General information
- Type: Amateur-built aircraft
- National origin: United States
- Manufacturer: American Patriot Aircraft
- Status: Only one prototype completed (2011)
- Number built: 1 (2011)

History
- Introduction date: circa 2007

= American Patriot Supercruiser =

American homebuilt aircraft

The American Patriot Supercruiser, also called the Patriot II, is an American amateur-built aircraft, that was designed and produced by American Patriot Aircraft of Westfield, Wisconsin. The aircraft was intended to be supplied as a kit for amateur construction.

While the aircraft was still offered for sale in April 2011 the company appears to have gone out of business in late 2011, having completed only the prototype.

==Design and development==
The Supercruiser features a strut-braced high-wing, two-seats in side-by-side configuration in an enclosed egg-shaped cockpit accessed via doors, a twin tail, fixed tricycle landing gear and a single engine in pusher configuration.

The aircraft is made from aluminum alloy sheet. Its 30 ft span wing has an area of 137 sqft and mounts flaperons. The aircraft's recommended engine power range is 80 to 175 hp and standard engines used include the 115 hp Subaru EA 81 automotive conversion four-stroke powerplant. The cabin width is 49 in and construction time from the supplied kit was to be 400 hours.
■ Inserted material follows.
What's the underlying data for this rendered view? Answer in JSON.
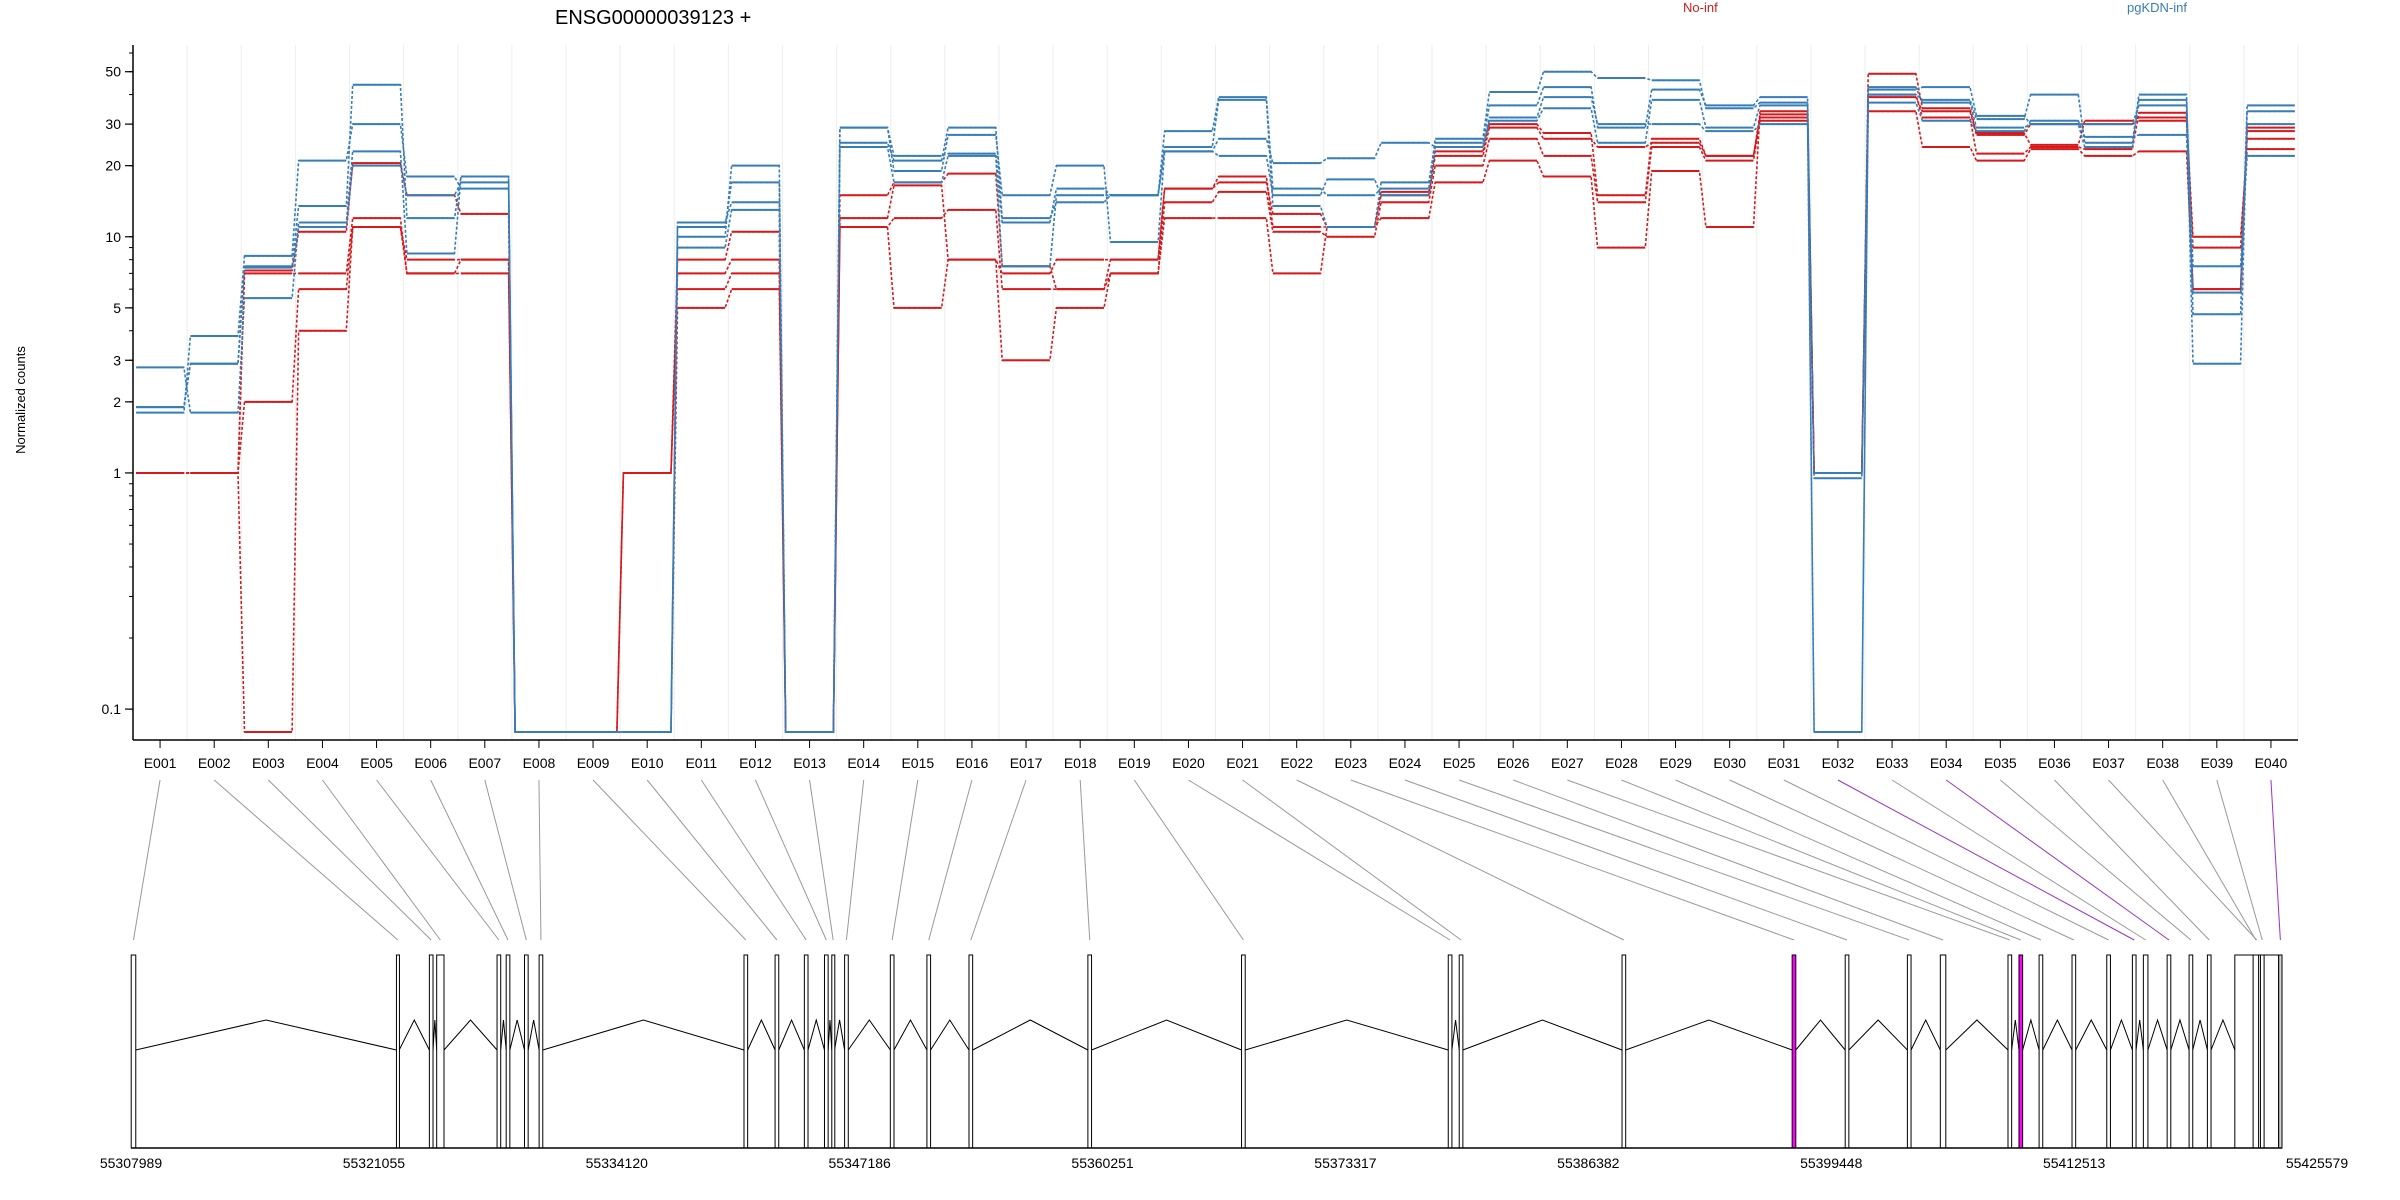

The company had indicated that they were pursuing light-sport aircraft certification in 2011, but as of September 2016, the design does not appear on the Federal Aviation Administration's list of approved special light-sport aircraft.

By December 2011 only one example, the prototype, was listed as completed. The US Federal Aviation Administration indicates that its registration expired on 30 September 2012 and was not renewed.